The international criminal gang behind the infamous Goznym malware has been disbanded following a complex law enforcement investigation in Bulgaria, Germany, Georgia, Moldova, Ukraine, and the United States.
The investigation has resulted in indictments for ten defendants, five of whom have been apprehended: Two in Germany, one in Bulgaria, one in Moldova, and the alleged leader of the gang in Georgia. Five Russian nationals involved in the operation, including the individual who developed Goznym malware, have not yet been caught.
Goznym malware has been used in attacks on a wide range of targets, including many small businesses and not-for-profit organizations. Goznym malware was used to target customers of 24 banks, credit unions and e-commerce sites in the United States and Canada.
More than 41,000 computers were infected with the malware, which was used to steal more than $100 million from bank accounts. Most of the attacks occurred between October 2015 and December 2016.
Goznym is a hybrid of two different malware variants – Nymaim and Gozi. Nmyaim is a malware dropper that is used to deliver other malware variants to compromised computers. It has been extensively used to deliver ransomware. Gozi is a banking Trojan, which is used to steal banking credentials.
Goznym was primarily distributed via emails sent through the Avalanche malware distribution network. Avalanche was dismantled in 2016 after being used for the past 7 years. The network was used to deliver various different malware variants and was used by an estimated 200 cybercriminals for conducting malware campaigns. The network included more than 800,000 domains spread across 60 different registrars.
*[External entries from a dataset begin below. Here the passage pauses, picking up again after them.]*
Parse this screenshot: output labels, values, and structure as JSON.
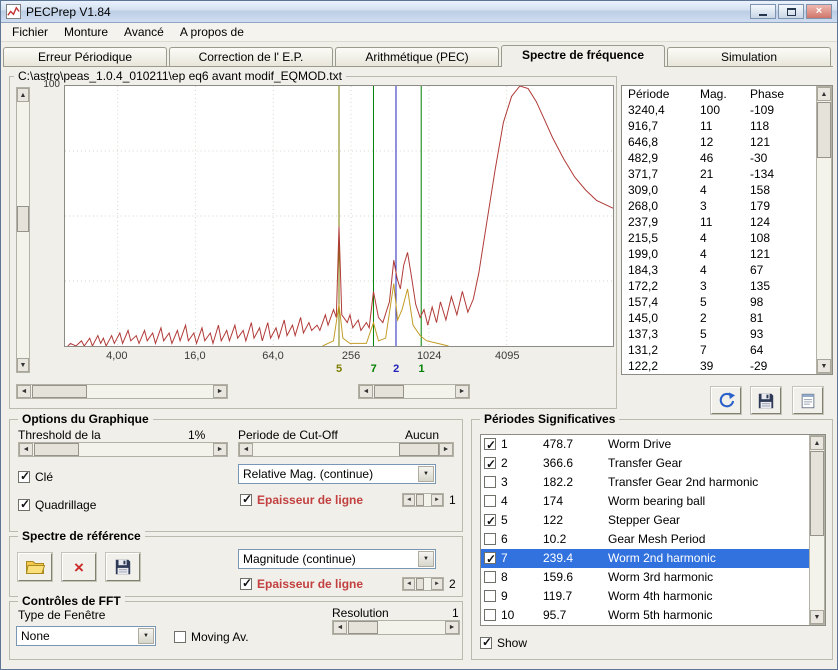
{
  "window": {
    "title": "PECPrep V1.84"
  },
  "menu": {
    "items": [
      "Fichier",
      "Monture",
      "Avancé",
      "A propos de"
    ]
  },
  "tabs": [
    {
      "label": "Erreur Périodique",
      "selected": false
    },
    {
      "label": "Correction de l' E.P.",
      "selected": false
    },
    {
      "label": "Arithmétique (PEC)",
      "selected": false
    },
    {
      "label": "Spectre de fréquence",
      "selected": true
    },
    {
      "label": "Simulation",
      "selected": false
    }
  ],
  "chart": {
    "group_title": "C:\\astro\\peas_1.0.4_010211\\ep eq6 avant modif_EQMOD.txt",
    "y_max_label": "100",
    "line_color": "#B03A37",
    "reference_color": "#C29B25",
    "grid_h": [
      0.25,
      0.5,
      0.75
    ],
    "x_ticks": [
      {
        "label": "4,00",
        "x": 0.096
      },
      {
        "label": "16,0",
        "x": 0.238
      },
      {
        "label": "64,0",
        "x": 0.38
      },
      {
        "label": "256",
        "x": 0.522
      },
      {
        "label": "1024",
        "x": 0.664
      },
      {
        "label": "4095",
        "x": 0.806
      }
    ],
    "markers": [
      {
        "label": "5",
        "x": 0.5,
        "color": "#7E7E00"
      },
      {
        "label": "7",
        "x": 0.563,
        "color": "#008000"
      },
      {
        "label": "2",
        "x": 0.604,
        "color": "#2222BB"
      },
      {
        "label": "1",
        "x": 0.65,
        "color": "#008000"
      }
    ],
    "spectrum_points": [
      [
        0.005,
        0
      ],
      [
        0.01,
        1
      ],
      [
        0.02,
        0
      ],
      [
        0.03,
        2
      ],
      [
        0.035,
        0
      ],
      [
        0.045,
        3
      ],
      [
        0.05,
        0
      ],
      [
        0.06,
        4
      ],
      [
        0.065,
        1
      ],
      [
        0.07,
        3
      ],
      [
        0.075,
        0
      ],
      [
        0.085,
        4
      ],
      [
        0.09,
        1
      ],
      [
        0.1,
        5
      ],
      [
        0.105,
        1
      ],
      [
        0.115,
        6
      ],
      [
        0.12,
        2
      ],
      [
        0.13,
        4
      ],
      [
        0.135,
        1
      ],
      [
        0.145,
        6
      ],
      [
        0.15,
        2
      ],
      [
        0.16,
        5
      ],
      [
        0.165,
        1
      ],
      [
        0.175,
        7
      ],
      [
        0.18,
        2
      ],
      [
        0.19,
        5
      ],
      [
        0.195,
        1
      ],
      [
        0.205,
        6
      ],
      [
        0.21,
        2
      ],
      [
        0.22,
        8
      ],
      [
        0.225,
        2
      ],
      [
        0.235,
        5
      ],
      [
        0.24,
        1
      ],
      [
        0.25,
        7
      ],
      [
        0.255,
        2
      ],
      [
        0.265,
        5
      ],
      [
        0.27,
        1
      ],
      [
        0.28,
        8
      ],
      [
        0.285,
        2
      ],
      [
        0.295,
        6
      ],
      [
        0.3,
        2
      ],
      [
        0.31,
        8
      ],
      [
        0.315,
        3
      ],
      [
        0.325,
        6
      ],
      [
        0.33,
        2
      ],
      [
        0.34,
        9
      ],
      [
        0.345,
        3
      ],
      [
        0.355,
        7
      ],
      [
        0.36,
        2
      ],
      [
        0.37,
        9
      ],
      [
        0.375,
        3
      ],
      [
        0.385,
        7
      ],
      [
        0.39,
        3
      ],
      [
        0.4,
        10
      ],
      [
        0.405,
        4
      ],
      [
        0.415,
        8
      ],
      [
        0.42,
        4
      ],
      [
        0.43,
        11
      ],
      [
        0.435,
        5
      ],
      [
        0.445,
        9
      ],
      [
        0.45,
        6
      ],
      [
        0.46,
        8
      ],
      [
        0.465,
        6
      ],
      [
        0.475,
        12
      ],
      [
        0.48,
        8
      ],
      [
        0.49,
        14
      ],
      [
        0.495,
        11
      ],
      [
        0.5,
        46
      ],
      [
        0.505,
        12
      ],
      [
        0.515,
        9
      ],
      [
        0.52,
        12
      ],
      [
        0.525,
        7
      ],
      [
        0.535,
        10
      ],
      [
        0.54,
        6
      ],
      [
        0.55,
        9
      ],
      [
        0.555,
        7
      ],
      [
        0.563,
        21
      ],
      [
        0.572,
        11
      ],
      [
        0.58,
        9
      ],
      [
        0.586,
        13
      ],
      [
        0.592,
        17
      ],
      [
        0.6,
        33
      ],
      [
        0.606,
        26
      ],
      [
        0.612,
        22
      ],
      [
        0.618,
        31
      ],
      [
        0.625,
        36
      ],
      [
        0.632,
        27
      ],
      [
        0.64,
        16
      ],
      [
        0.648,
        11
      ],
      [
        0.655,
        14
      ],
      [
        0.662,
        8
      ],
      [
        0.67,
        15
      ],
      [
        0.678,
        9
      ],
      [
        0.685,
        17
      ],
      [
        0.695,
        10
      ],
      [
        0.705,
        19
      ],
      [
        0.715,
        12
      ],
      [
        0.725,
        21
      ],
      [
        0.735,
        13
      ],
      [
        0.745,
        18
      ],
      [
        0.755,
        28
      ],
      [
        0.77,
        48
      ],
      [
        0.785,
        68
      ],
      [
        0.8,
        86
      ],
      [
        0.815,
        96
      ],
      [
        0.83,
        100
      ],
      [
        0.845,
        99
      ],
      [
        0.86,
        94
      ],
      [
        0.875,
        87
      ],
      [
        0.89,
        80
      ],
      [
        0.91,
        72
      ],
      [
        0.93,
        65
      ],
      [
        0.95,
        60
      ],
      [
        0.97,
        56
      ],
      [
        1,
        53
      ]
    ],
    "reference_points": [
      [
        0.47,
        0
      ],
      [
        0.49,
        2
      ],
      [
        0.5,
        16
      ],
      [
        0.507,
        3
      ],
      [
        0.52,
        1
      ],
      [
        0.55,
        1
      ],
      [
        0.563,
        9
      ],
      [
        0.572,
        2
      ],
      [
        0.585,
        3
      ],
      [
        0.6,
        24
      ],
      [
        0.607,
        10
      ],
      [
        0.615,
        14
      ],
      [
        0.625,
        22
      ],
      [
        0.635,
        8
      ],
      [
        0.648,
        4
      ],
      [
        0.66,
        2
      ],
      [
        0.68,
        1
      ],
      [
        0.7,
        0
      ]
    ]
  },
  "peak_table": {
    "headers": [
      "Période",
      "Mag.",
      "Phase"
    ],
    "rows": [
      [
        "3240,4",
        "100",
        "-109"
      ],
      [
        "916,7",
        "11",
        "118"
      ],
      [
        "646,8",
        "12",
        "121"
      ],
      [
        "482,9",
        "46",
        "-30"
      ],
      [
        "371,7",
        "21",
        "-134"
      ],
      [
        "309,0",
        "4",
        "158"
      ],
      [
        "268,0",
        "3",
        "179"
      ],
      [
        "237,9",
        "11",
        "124"
      ],
      [
        "215,5",
        "4",
        "108"
      ],
      [
        "199,0",
        "4",
        "121"
      ],
      [
        "184,3",
        "4",
        "67"
      ],
      [
        "172,2",
        "3",
        "135"
      ],
      [
        "157,4",
        "5",
        "98"
      ],
      [
        "145,0",
        "2",
        "81"
      ],
      [
        "137,3",
        "5",
        "93"
      ],
      [
        "131,2",
        "7",
        "64"
      ],
      [
        "122,2",
        "39",
        "-29"
      ]
    ]
  },
  "graph_options": {
    "title": "Options du Graphique",
    "threshold_label": "Threshold de la",
    "threshold_value": "1%",
    "cutoff_label": "Periode de Cut-Off",
    "cutoff_value": "Aucun",
    "cle_label": "Clé",
    "cle_checked": true,
    "quadrillage_label": "Quadrillage",
    "quadrillage_checked": true,
    "mag_mode": "Relative Mag. (continue)",
    "line_width_label": "Epaisseur de ligne",
    "line_width_checked": true,
    "line_width_value": "1"
  },
  "reference_panel": {
    "title": "Spectre de référence",
    "mode": "Magnitude (continue)",
    "line_width_label": "Epaisseur de ligne",
    "line_width_checked": true,
    "line_width_value": "2"
  },
  "fft": {
    "title": "Contrôles de FFT",
    "window_label": "Type de Fenêtre",
    "window_value": "None",
    "moving_av_label": "Moving Av.",
    "moving_av_checked": false,
    "resolution_label": "Resolution",
    "resolution_value": "1"
  },
  "periods": {
    "title": "Périodes Significatives",
    "show_label": "Show",
    "show_checked": true,
    "items": [
      {
        "num": "1",
        "value": "478.7",
        "name": "Worm Drive",
        "checked": true,
        "selected": false
      },
      {
        "num": "2",
        "value": "366.6",
        "name": "Transfer Gear",
        "checked": true,
        "selected": false
      },
      {
        "num": "3",
        "value": "182.2",
        "name": "Transfer Gear 2nd harmonic",
        "checked": false,
        "selected": false
      },
      {
        "num": "4",
        "value": "174",
        "name": "Worm bearing ball",
        "checked": false,
        "selected": false
      },
      {
        "num": "5",
        "value": "122",
        "name": "Stepper Gear",
        "checked": true,
        "selected": false
      },
      {
        "num": "6",
        "value": "10.2",
        "name": "Gear Mesh Period",
        "checked": false,
        "selected": false
      },
      {
        "num": "7",
        "value": "239.4",
        "name": "Worm 2nd harmonic",
        "checked": true,
        "selected": true
      },
      {
        "num": "8",
        "value": "159.6",
        "name": "Worm 3rd harmonic",
        "checked": false,
        "selected": false
      },
      {
        "num": "9",
        "value": "119.7",
        "name": "Worm 4th harmonic",
        "checked": false,
        "selected": false
      },
      {
        "num": "10",
        "value": "95.7",
        "name": "Worm 5th harmonic",
        "checked": false,
        "selected": false
      }
    ]
  }
}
The emails contained links to domains hosting the malware and via malicious attachments. Once Goznym was installed, the malware captured banking credentials and took screenshots and sent the information to the hackers who used the information to make fraudulent wire transfers.
The malware was offered as cybercrime-as-a-service and with the gang members comprising of cryptors, spammers, coders, organizers, money mules, and money launderers. Users of the malware benefitted from bulletproof hosting and received technical support to help them conduct campaigns.
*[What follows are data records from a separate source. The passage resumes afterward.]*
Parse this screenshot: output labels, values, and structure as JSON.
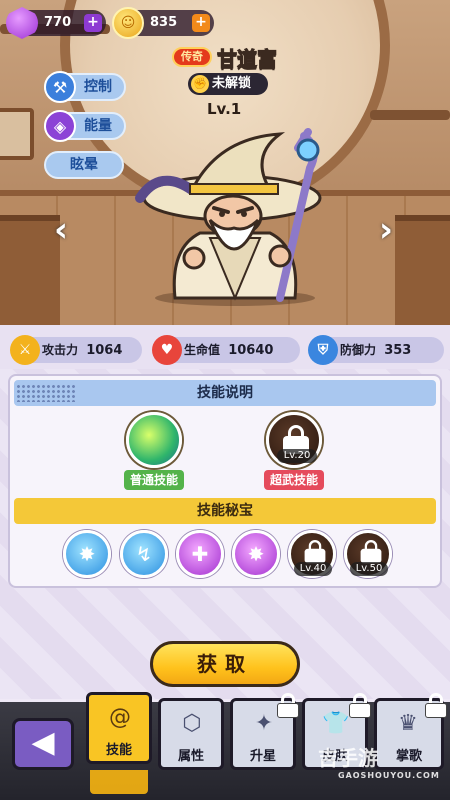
{
  "currency": {
    "gems": "770",
    "coins": "835",
    "plus": "+"
  },
  "hero": {
    "rarity": "传奇",
    "name": "甘道富",
    "status": "未解锁",
    "level": "Lv.1"
  },
  "traits": [
    "控制",
    "能量",
    "眩晕"
  ],
  "nav_arrows": {
    "left": "‹",
    "right": "›"
  },
  "stats": [
    {
      "label": "攻击力",
      "value": "1064"
    },
    {
      "label": "生命值",
      "value": "10640"
    },
    {
      "label": "防御力",
      "value": "353"
    }
  ],
  "skills_section": {
    "title": "技能说明",
    "skills": [
      {
        "tag": "普通技能"
      },
      {
        "tag": "超武技能",
        "level": "Lv.20"
      }
    ]
  },
  "treasure_section": {
    "title": "技能秘宝",
    "locked_levels": [
      "Lv.40",
      "Lv.50"
    ]
  },
  "acquire_button": "获取",
  "back_icon": "◀",
  "tabs": [
    {
      "label": "技能",
      "icon": "spiral-icon",
      "active": true
    },
    {
      "label": "属性",
      "icon": "hexagon-icon"
    },
    {
      "label": "升星",
      "icon": "star-up-icon"
    },
    {
      "label": "皮肤",
      "icon": "shirt-icon"
    },
    {
      "label": "掌歌",
      "icon": "trophy-icon"
    }
  ],
  "watermark": {
    "name": "吉手游",
    "url": "GAOSHOUYOU.COM"
  }
}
Alexander Konovolov, 35, of Tbilisi, Georgia, the alleged leader of the gang, was responsible for leasing the malware and advertising it on underground hacking forums.
The defendants have been charged with infecting victims’ computers with malicious software to capture banking credentials, use of stolen credentials to gain unauthorized access to bank accounts, theft of funds from bank accounts, and money laundering.
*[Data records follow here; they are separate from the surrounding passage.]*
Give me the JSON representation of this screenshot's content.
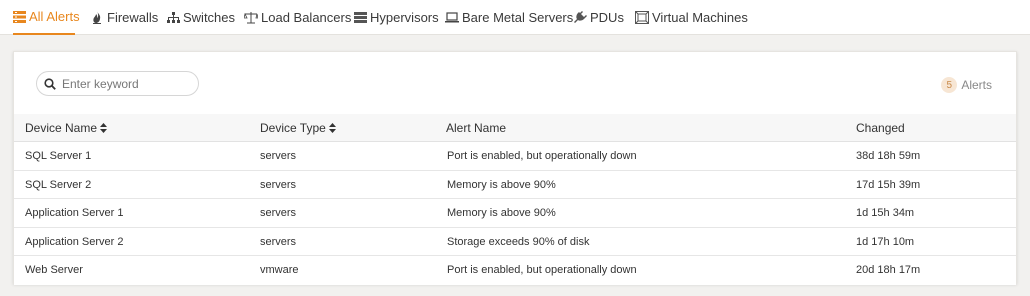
{
  "tabs": [
    {
      "label": "All Alerts",
      "icon": "stack-list-icon",
      "active": true
    },
    {
      "label": "Firewalls",
      "icon": "fire-icon",
      "active": false
    },
    {
      "label": "Switches",
      "icon": "sitemap-icon",
      "active": false
    },
    {
      "label": "Load Balancers",
      "icon": "balance-scale-icon",
      "active": false
    },
    {
      "label": "Hypervisors",
      "icon": "server-stack-icon",
      "active": false
    },
    {
      "label": "Bare Metal Servers",
      "icon": "laptop-icon",
      "active": false
    },
    {
      "label": "PDUs",
      "icon": "plug-icon",
      "active": false
    },
    {
      "label": "Virtual Machines",
      "icon": "virtual-machine-icon",
      "active": false
    }
  ],
  "search": {
    "placeholder": "Enter keyword",
    "value": ""
  },
  "alerts_summary": {
    "count": "5",
    "label": "Alerts"
  },
  "table": {
    "headers": [
      "Device Name",
      "Device Type",
      "Alert Name",
      "Changed"
    ],
    "rows": [
      [
        "SQL Server 1",
        "servers",
        "Port is enabled, but operationally down",
        "38d 18h 59m"
      ],
      [
        "SQL Server 2",
        "servers",
        "Memory is above 90%",
        "17d 15h 39m"
      ],
      [
        "Application Server 1",
        "servers",
        "Memory is above 90%",
        "1d 15h 34m"
      ],
      [
        "Application Server 2",
        "servers",
        "Storage exceeds 90% of disk",
        "1d 17h 10m"
      ],
      [
        "Web Server",
        "vmware",
        "Port is enabled, but operationally down",
        "20d 18h 17m"
      ]
    ]
  },
  "colors": {
    "accent": "#e8871e",
    "badge_bg": "#f7e6d4",
    "header_bg": "#f7f7f7",
    "page_bg": "#f2f1ef"
  }
}
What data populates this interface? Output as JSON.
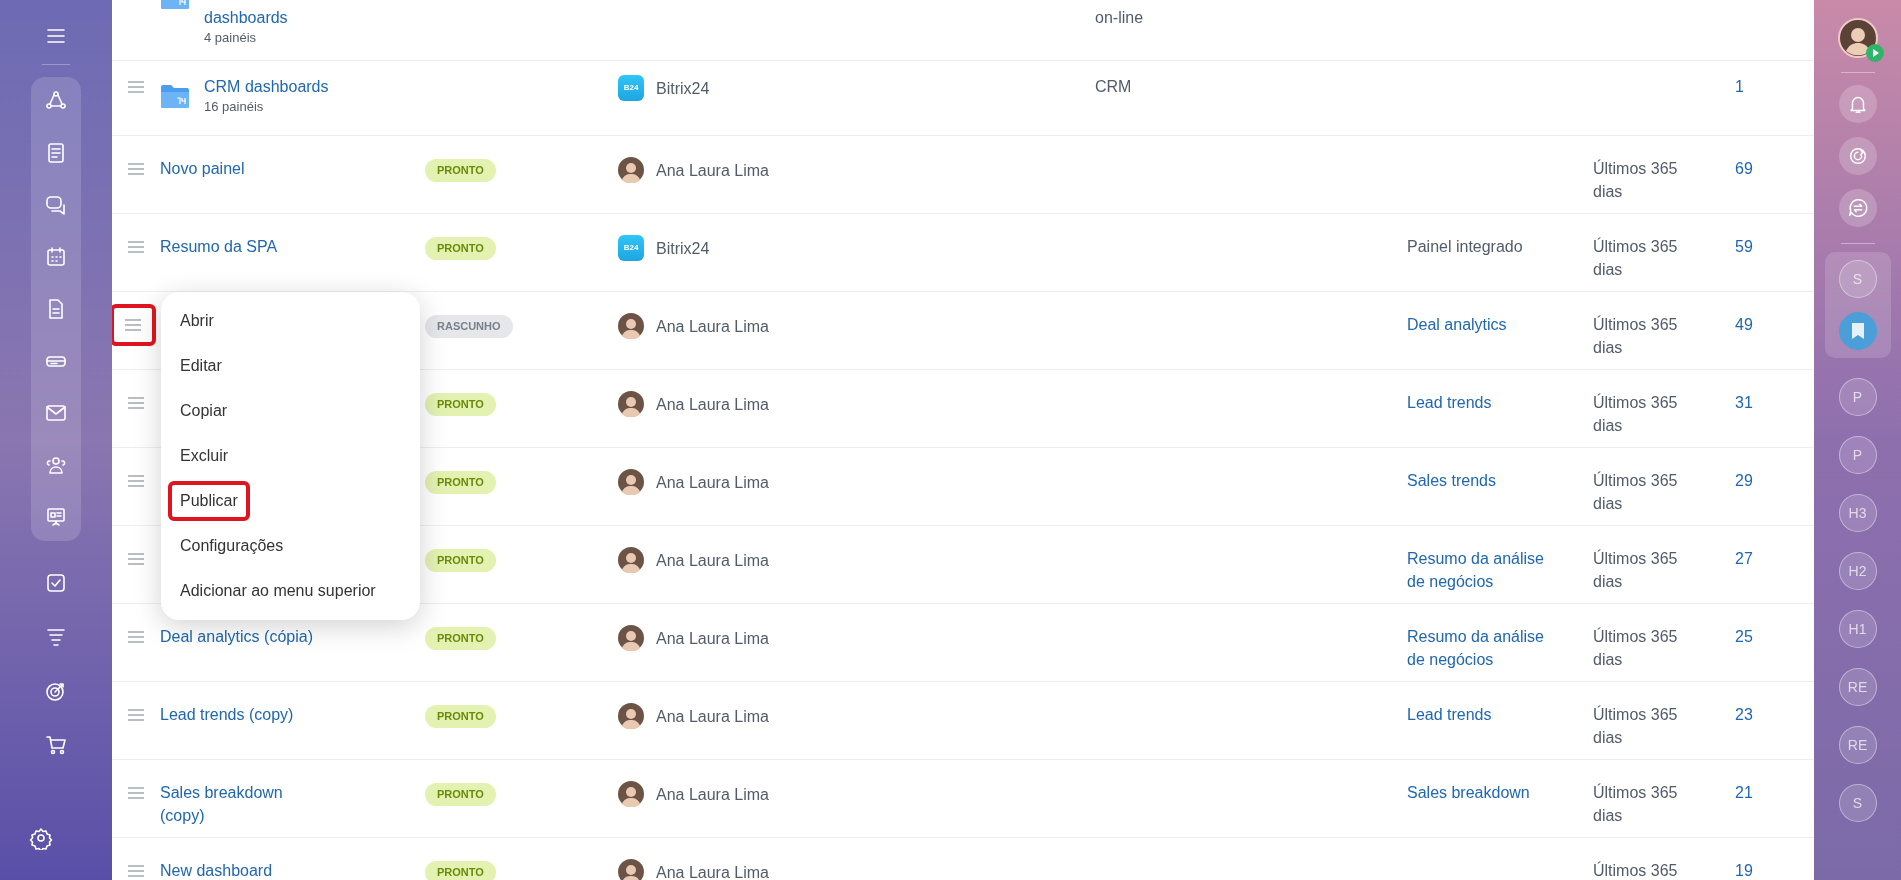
{
  "rows": [
    {
      "kind": "folder",
      "cut_top": true,
      "name": "dashboards",
      "subtitle": "4 painéis",
      "type": "on-line"
    },
    {
      "kind": "folder",
      "name": "CRM dashboards",
      "subtitle": "16 painéis",
      "owner": {
        "kind": "system",
        "name": "Bitrix24",
        "logo": "B24"
      },
      "type": "CRM",
      "count": "1",
      "drag_highlighted": false
    },
    {
      "kind": "dashboard",
      "name": "Novo painel",
      "status": {
        "kind": "ready",
        "label": "PRONTO"
      },
      "owner": {
        "kind": "user",
        "name": "Ana Laura Lima"
      },
      "period": "Últimos 365 dias",
      "count": "69",
      "drag_highlighted": false
    },
    {
      "kind": "dashboard",
      "name": "Resumo da SPA",
      "status": {
        "kind": "ready",
        "label": "PRONTO"
      },
      "owner": {
        "kind": "system",
        "name": "Bitrix24",
        "logo": "B24"
      },
      "related": {
        "text": "Painel integrado",
        "link": false
      },
      "period": "Últimos 365 dias",
      "count": "59",
      "drag_highlighted": false
    },
    {
      "kind": "dashboard",
      "status": {
        "kind": "draft",
        "label": "RASCUNHO"
      },
      "owner": {
        "kind": "user",
        "name": "Ana Laura Lima"
      },
      "related": {
        "text": "Deal analytics",
        "link": true
      },
      "period": "Últimos 365 dias",
      "count": "49",
      "drag_highlighted": true
    },
    {
      "kind": "dashboard",
      "status": {
        "kind": "ready",
        "label": "PRONTO"
      },
      "owner": {
        "kind": "user",
        "name": "Ana Laura Lima"
      },
      "related": {
        "text": "Lead trends",
        "link": true
      },
      "period": "Últimos 365 dias",
      "count": "31",
      "drag_highlighted": false
    },
    {
      "kind": "dashboard",
      "status": {
        "kind": "ready",
        "label": "PRONTO"
      },
      "owner": {
        "kind": "user",
        "name": "Ana Laura Lima"
      },
      "related": {
        "text": "Sales trends",
        "link": true
      },
      "period": "Últimos 365 dias",
      "count": "29",
      "drag_highlighted": false
    },
    {
      "kind": "dashboard",
      "status": {
        "kind": "ready",
        "label": "PRONTO"
      },
      "owner": {
        "kind": "user",
        "name": "Ana Laura Lima"
      },
      "related": {
        "text": "Resumo da análise de negócios",
        "link": true
      },
      "period": "Últimos 365 dias",
      "count": "27",
      "drag_highlighted": false
    },
    {
      "kind": "dashboard",
      "name": "Deal analytics (cópia)",
      "status": {
        "kind": "ready",
        "label": "PRONTO"
      },
      "owner": {
        "kind": "user",
        "name": "Ana Laura Lima"
      },
      "related": {
        "text": "Resumo da análise de negócios",
        "link": true
      },
      "period": "Últimos 365 dias",
      "count": "25",
      "drag_highlighted": false
    },
    {
      "kind": "dashboard",
      "name": "Lead trends (copy)",
      "status": {
        "kind": "ready",
        "label": "PRONTO"
      },
      "owner": {
        "kind": "user",
        "name": "Ana Laura Lima"
      },
      "related": {
        "text": "Lead trends",
        "link": true
      },
      "period": "Últimos 365 dias",
      "count": "23",
      "drag_highlighted": false
    },
    {
      "kind": "dashboard",
      "name": "Sales breakdown (copy)",
      "status": {
        "kind": "ready",
        "label": "PRONTO"
      },
      "owner": {
        "kind": "user",
        "name": "Ana Laura Lima"
      },
      "related": {
        "text": "Sales breakdown",
        "link": true
      },
      "period": "Últimos 365 dias",
      "count": "21",
      "drag_highlighted": false
    },
    {
      "kind": "dashboard",
      "name": "New dashboard",
      "status": {
        "kind": "ready",
        "label": "PRONTO"
      },
      "owner": {
        "kind": "user",
        "name": "Ana Laura Lima"
      },
      "period": "Últimos 365",
      "count": "19",
      "drag_highlighted": false
    }
  ],
  "context_menu": {
    "items": [
      {
        "label": "Abrir",
        "highlighted": false
      },
      {
        "label": "Editar",
        "highlighted": false
      },
      {
        "label": "Copiar",
        "highlighted": false
      },
      {
        "label": "Excluir",
        "highlighted": false
      },
      {
        "label": "Publicar",
        "highlighted": true
      },
      {
        "label": "Configurações",
        "highlighted": false
      },
      {
        "label": "Adicionar ao menu superior",
        "highlighted": false
      }
    ]
  },
  "right_sidebar": {
    "pinned": [
      {
        "kind": "letter",
        "label": "S",
        "selected": false
      },
      {
        "kind": "bookmark",
        "selected": true
      }
    ],
    "chats": [
      {
        "kind": "letter",
        "label": "P",
        "selected": false
      },
      {
        "kind": "letter",
        "label": "P",
        "selected": false
      },
      {
        "kind": "letter",
        "label": "H3",
        "selected": false
      },
      {
        "kind": "letter",
        "label": "H2",
        "selected": false
      },
      {
        "kind": "letter",
        "label": "H1",
        "selected": false
      },
      {
        "kind": "letter",
        "label": "RE",
        "selected": false
      },
      {
        "kind": "letter",
        "label": "RE",
        "selected": false
      },
      {
        "kind": "letter",
        "label": "S",
        "selected": false
      }
    ]
  }
}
The investigation involved unprecedented cross-border cooperation between Europol, the European Agency for Law Enforcement Cooperation, Eurojust, and law enforcement agencies in Germany, Bulgaria, Moldova, Georgia, Ukraine, and the United States.
“This operation showcases how an international effort to share evidence and initiate criminal prosecutions can lead to successful operations in multiple countries,” wrote Europol in a press release announcing the arrests and the dismantling of the cybercriminal network.